Quel modèle pour les vacances ? Tout le monde n’a pas la chance de connaître la « castagniccia », un coin de Corse où il fait bon flâner. Il y en a heureusement bien d’autres au monde… Même Dieu a trouvé le sien !

Là, on est dans le jardin d’Eden. Le plus beau jardin possible puisqu’il a été planté par le Seigneur lui-même pour être offert aux êtres humains en cadeau de bienvenue au moment de leur entrée dans le monde (relisez Genèse 2.8 et 9). Mais déjà ce soir-là, l’homme et la femme ont des soucis et cherchent à se cacher. Ils n’auront guère profité du cadeau qui leur a été fait, ayant préféré s’approprier ce qui ne leur était pas donné. C’est le récit bien connu de la tentation. Nous retrouverons l’homme et la femme plus loin.

La balade du Seigneur
Commençons par contempler le Seigneur, se promenant dans le jardin. Pas besoin de préciser que c’est « paisiblement ». Le verbe « se promener » suffit à signifier qu’il n’y a nulle hâte, nul besoin, nulle servitude et qu’au contraire c’est en toute liberté, pour son seul plaisir que Dieu arpente son jardin. Je dis bien « son » jardin, imaginé pour être offert à l’être humain, mais créé par le Seigneur qui en est le seul propriétaire légitime. Une évidence dont il est bon de reprendre conscience quand nous saccageons la création !

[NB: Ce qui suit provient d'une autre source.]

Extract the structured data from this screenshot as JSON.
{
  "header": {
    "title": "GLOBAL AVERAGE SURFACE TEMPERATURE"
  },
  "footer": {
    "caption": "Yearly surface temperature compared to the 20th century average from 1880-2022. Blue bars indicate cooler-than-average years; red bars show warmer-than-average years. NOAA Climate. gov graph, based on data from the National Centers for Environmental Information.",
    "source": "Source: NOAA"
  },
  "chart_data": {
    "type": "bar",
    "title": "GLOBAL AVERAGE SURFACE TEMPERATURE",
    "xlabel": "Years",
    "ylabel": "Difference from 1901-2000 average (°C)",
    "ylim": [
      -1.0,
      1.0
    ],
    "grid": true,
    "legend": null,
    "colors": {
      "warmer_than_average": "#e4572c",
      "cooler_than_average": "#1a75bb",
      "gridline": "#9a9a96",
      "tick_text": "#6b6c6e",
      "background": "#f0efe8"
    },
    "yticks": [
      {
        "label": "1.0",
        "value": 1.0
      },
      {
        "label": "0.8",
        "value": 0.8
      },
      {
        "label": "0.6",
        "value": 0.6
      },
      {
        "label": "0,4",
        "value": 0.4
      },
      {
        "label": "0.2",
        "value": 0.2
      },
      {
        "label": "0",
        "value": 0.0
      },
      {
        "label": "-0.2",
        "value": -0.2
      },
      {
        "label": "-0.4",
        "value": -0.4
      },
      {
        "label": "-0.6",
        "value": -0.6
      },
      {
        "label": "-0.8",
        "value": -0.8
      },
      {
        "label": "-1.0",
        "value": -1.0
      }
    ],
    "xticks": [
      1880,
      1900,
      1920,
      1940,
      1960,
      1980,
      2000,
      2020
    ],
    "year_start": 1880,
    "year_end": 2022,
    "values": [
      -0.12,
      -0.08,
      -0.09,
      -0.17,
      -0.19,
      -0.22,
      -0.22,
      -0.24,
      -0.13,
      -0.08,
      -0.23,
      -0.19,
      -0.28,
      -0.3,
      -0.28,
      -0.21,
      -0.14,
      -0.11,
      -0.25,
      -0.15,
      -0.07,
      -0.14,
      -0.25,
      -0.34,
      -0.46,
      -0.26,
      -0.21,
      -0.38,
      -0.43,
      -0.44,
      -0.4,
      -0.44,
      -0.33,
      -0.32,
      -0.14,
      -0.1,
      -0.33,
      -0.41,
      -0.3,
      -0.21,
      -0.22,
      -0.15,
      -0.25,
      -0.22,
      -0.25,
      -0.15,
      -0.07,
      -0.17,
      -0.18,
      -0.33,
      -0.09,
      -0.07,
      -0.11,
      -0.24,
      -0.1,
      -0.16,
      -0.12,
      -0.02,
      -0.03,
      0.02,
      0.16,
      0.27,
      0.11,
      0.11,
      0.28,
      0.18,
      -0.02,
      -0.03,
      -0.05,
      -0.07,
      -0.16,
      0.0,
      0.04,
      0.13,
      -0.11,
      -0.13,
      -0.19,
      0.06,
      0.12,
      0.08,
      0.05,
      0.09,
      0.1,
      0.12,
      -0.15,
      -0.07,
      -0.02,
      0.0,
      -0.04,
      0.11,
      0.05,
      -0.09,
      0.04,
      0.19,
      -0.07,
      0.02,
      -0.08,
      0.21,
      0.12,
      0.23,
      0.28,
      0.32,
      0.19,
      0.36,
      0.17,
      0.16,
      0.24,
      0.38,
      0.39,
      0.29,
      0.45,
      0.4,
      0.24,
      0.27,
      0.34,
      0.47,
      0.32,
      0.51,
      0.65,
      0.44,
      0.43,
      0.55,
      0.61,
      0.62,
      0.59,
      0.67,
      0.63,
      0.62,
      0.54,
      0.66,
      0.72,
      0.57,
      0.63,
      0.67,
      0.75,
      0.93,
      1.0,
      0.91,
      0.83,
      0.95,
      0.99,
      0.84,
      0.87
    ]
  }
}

Lui, il se promène à l’heure calme du soir, quand souffle la brise et que la balade est particulièrement agréable alors que s’exhalent toutes les senteurs du maquis. Belle illustration de ce que pourrait être un soir d’été, propice à la promenade, occasion de parcourir lentement un coin ou un autre du grand jardin du monde.

Quiétude contrariée
Et dans sa quiétude, dans son « repos », Dieu appelle l’homme et lui demande « où es-tu ? » Parce que celui-là même que la Bible nous propose en exemple, capable de prendre le temps de flâner à l’heure paisible du soir dans les allées du jardin, est aussi celui « qui ne sommeille ni ne dort, lui qui te garde » (Psaume 121.4).

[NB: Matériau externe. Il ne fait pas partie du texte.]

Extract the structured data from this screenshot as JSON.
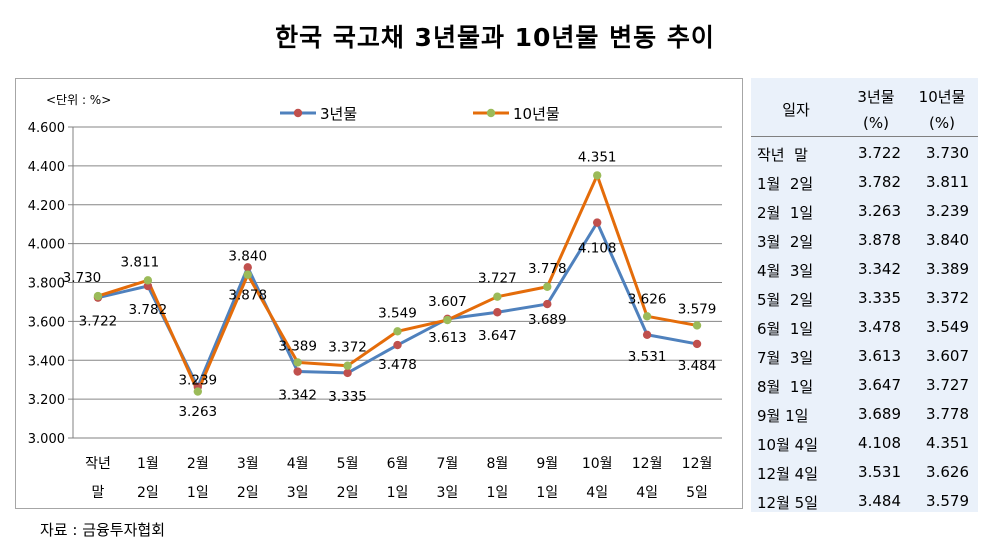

Or l’homme et la femme se cachent. Ils ne sont pas très fiers de se savoir « nus », d’avoir cette connaissance du bien et du mal qui les amène à toujours vouloir tout maîtriser, tout posséder, tout avoir. Ils ont des soucis, l’homme et la femme. Ils sont préoccupés par ce qu’ils ont fait et par les conséquences de leurs actes, de leur choix. Et quand on a l’esprit occupé par un souci, on n’est plus en mesure de jouir tout simplement de la paix du soir. Se promener dans le jardin ? Privilège rare, réservé à qui sait recevoir, le cœur et les mains ouverts, le cadeau que le Seigneur nous fait et qu’il suffit de regarder, de sentir, de goûter, de toucher. Un cadeau très personnel et qui sera différent pour chacun de nous. Mais qui sera toujours à recevoir comme cadeau, donc gratuit, donné, par celui qui a voulu aussi faire du jour du repos, du sabbat, un commandement d’amour.

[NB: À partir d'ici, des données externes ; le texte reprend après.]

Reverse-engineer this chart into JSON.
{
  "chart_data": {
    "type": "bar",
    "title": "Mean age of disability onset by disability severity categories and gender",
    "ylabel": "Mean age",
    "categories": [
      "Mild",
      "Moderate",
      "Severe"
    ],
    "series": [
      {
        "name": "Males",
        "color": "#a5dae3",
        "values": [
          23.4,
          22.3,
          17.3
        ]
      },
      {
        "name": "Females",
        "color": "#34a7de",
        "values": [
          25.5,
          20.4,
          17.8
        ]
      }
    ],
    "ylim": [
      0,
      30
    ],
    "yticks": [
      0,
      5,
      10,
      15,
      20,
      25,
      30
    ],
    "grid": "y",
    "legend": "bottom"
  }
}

Alors à l’exemple vivant de ce Dieu qui prend le temps de se promener au jardin dans la douceur du soir nous saurons peut-être aussi rester éveillés et attentifs aux nombreux besoins de celles et ceux que les mois à venir vont nous faire rencontrer (et qui peut-être se cachent parce qu’ils ont peur d’eux-mêmes).